Barb Mumblo’s family lived in five different states (never more than five years at any location) during her father’s US Air Force career. In 1975 she found her forever home in Oregon when she and her 6-year-old daughter visited Oregon. She was inspired to go back to school after participating in a plant hike on the Pacific Crest Trail at Mt. Ashland led by Dr. Frank Lang, a botany professor at Southern Oregon State College (SOSC, now Southern Oregon University). Barb finished her BS in Biology at SOSC in 1980 with enough classes in botany to qualify for botanist positions with the federal government. Her first job was a biological technician gathering field data and monitoring rare plants for the Medford District Bureau of Land Management (BLM) from 1981-87. She then took a forestry technician position with the Rogue River National Forest which led to the District Botanist position on the Applegate Ranger District within a couple of years. There she was responsible for “all things botanical,” including managing the programs for rare plants, invasive species, fire rehabilitation, and restoration projects for bitterbrush and in oak woodland communities. On New Year’s Eve 2015 she retired as District Botanist from the Siskiyou Mountains Ranger District (formerly the Applegate Ranger District), where she had served as botanist for 28 years, with occasional work on the Coast and the High Cascades. She is best known as an advocate for the region’s rare and endemic plants and for her work on noxious weeds both as a professional botanist and as a volunteer.

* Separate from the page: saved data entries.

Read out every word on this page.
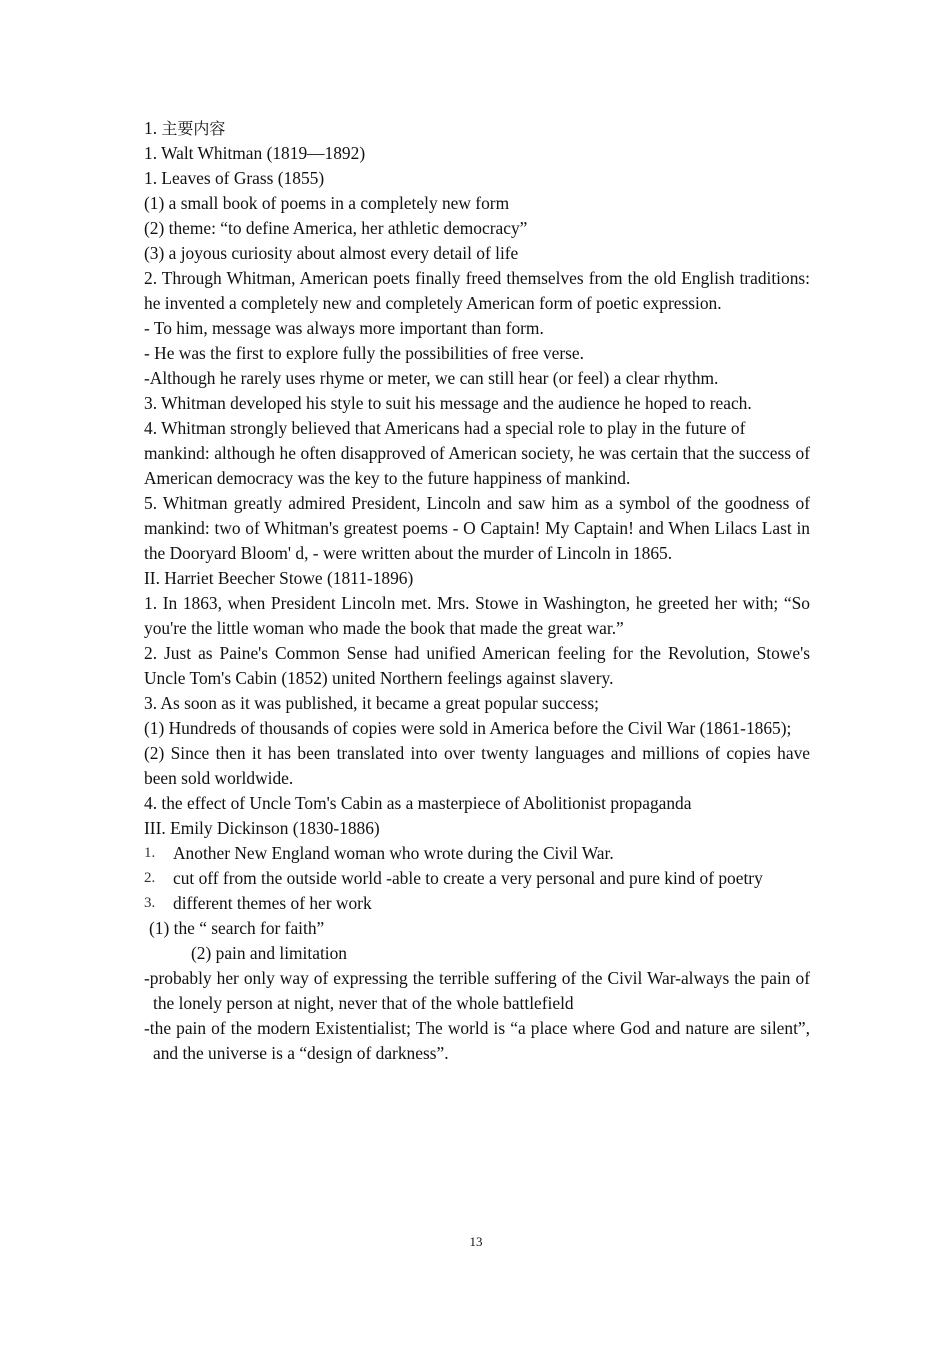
1. 主要内容

1. Walt Whitman (1819—1892)

1. Leaves of Grass (1855)

(1) a small book of poems in a completely new form

(2) theme: “to define America, her athletic democracy”

(3) a joyous curiosity about almost every detail of life

2. Through Whitman, American poets finally freed themselves from the old English traditions: he invented a completely new and completely American form of poetic expression.

- To him, message was always more important than form.

- He was the first to explore fully the possibilities of free verse.

-Although he rarely uses rhyme or meter, we can still hear (or feel) a clear rhythm.

3. Whitman developed his style to suit his message and the audience he hoped to reach.

4. Whitman strongly believed that Americans had a special role to play in the future of

mankind: although he often disapproved of American society, he was certain that the success of American democracy was the key to the future happiness of mankind.

5. Whitman greatly admired President, Lincoln and saw him as a symbol of the goodness of mankind: two of Whitman's greatest poems - O Captain! My Captain! and When Lilacs Last in the Dooryard Bloom' d, - were written about the murder of Lincoln in 1865.

II. Harriet Beecher Stowe (1811-1896)

1. In 1863, when President Lincoln met. Mrs. Stowe in Washington, he greeted her with; “So you're the little woman who made the book that made the great war.”

2. Just as Paine's Common Sense had unified American feeling for the Revolution, Stowe's Uncle Tom's Cabin (1852) united Northern feelings against slavery.

3. As soon as it was published, it became a great popular success;

(1) Hundreds of thousands of copies were sold in America before the Civil War (1861-1865);

(2) Since then it has been translated into over twenty languages and millions of copies have been sold worldwide.

4. the effect of Uncle Tom's Cabin as a masterpiece of Abolitionist propaganda

III. Emily Dickinson (1830-1886)

1.	Another New England woman who wrote during the Civil War.
2.	cut off from the outside world -able to create a very personal and pure kind of poetry
3.	different themes of her work

(1) the “ search for faith”

(2) pain and limitation

-probably her only way of expressing the terrible suffering of the Civil War-always the pain of the lonely person at night, never that of the whole battlefield

-the pain of the modern Existentialist; The world is “a place where God and nature are silent”, and the universe is a “design of darkness”.

13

For decades, Barb tirelessly tabled and presented community talks on identifying and controlling noxious weeds. She led or joined innumerable weed-pulling work parties and helped coordinate the annual Let’s Pull Together educational noxious weed event with the Jackson County Weed Management Area. She took the lead in manually controlling a new threat, yellow floating-heart (Nymphoides peltata), in Little Squaw Lake, a project that involved removing plants and, with the help of scuba divers and volunteers in kayaks, covering the lake bottom with landscaping barrier fabric to prevent re-establishment by seed germination and rooting of fragments. Barb was recognized for her incredible service and received the 2002 Special Recognition Award from the Oregon Department of Agriculture and the 2012 US Forest Service Region 6 award for Invasive Plant Manager of the Year for outstanding dedication, professionalism, and effectiveness in combating weeds in the Pacific Northwest Region.

She joined NPSO in 1988, so has been a member of the Siskiyou Chapter for 30 years. She has volunteered in so many capacities that the following listing may not include all of them. At the State level, she served as NPSO Director-at-Large in 1989-91. At the Chapter level, she was President twice (1991-92 and 1996-97), Secretary/Treasurer (1988-89), and Field Trip Coordinator for four years (1991-95). Barb has also helped coordinate annual meetings, led numerous plant walks, collected and identified plants for the Siskiyou Chapter 4th of July Wildflower Show for over 30 years and identified plants for the Shady Cove Wildflower Show for 20 years. She led wildflower walks for over 20 years on the Table Rocks as part of The Nature Conservancy/BLM guided hike series. She currently oversees the enormous task of coordinating the Irene Hollenbeck Memorial July 4th Wildflower Show in Ashland. She has also volunteered to help plan the 2019 annual meeting to be hosted by the Siskiyou Chapter.

From her home in a forest in the Applegate Valley, Barb continues to volunteer in many ways to safeguard our beautiful natural plant communities. It is not unusual to hear that someone spotted Barb along a roadside pulling invasive weeds. Barb is an incredible asset to the Native Plant Society of Oregon and skillfully and humbly makes a difference in the community.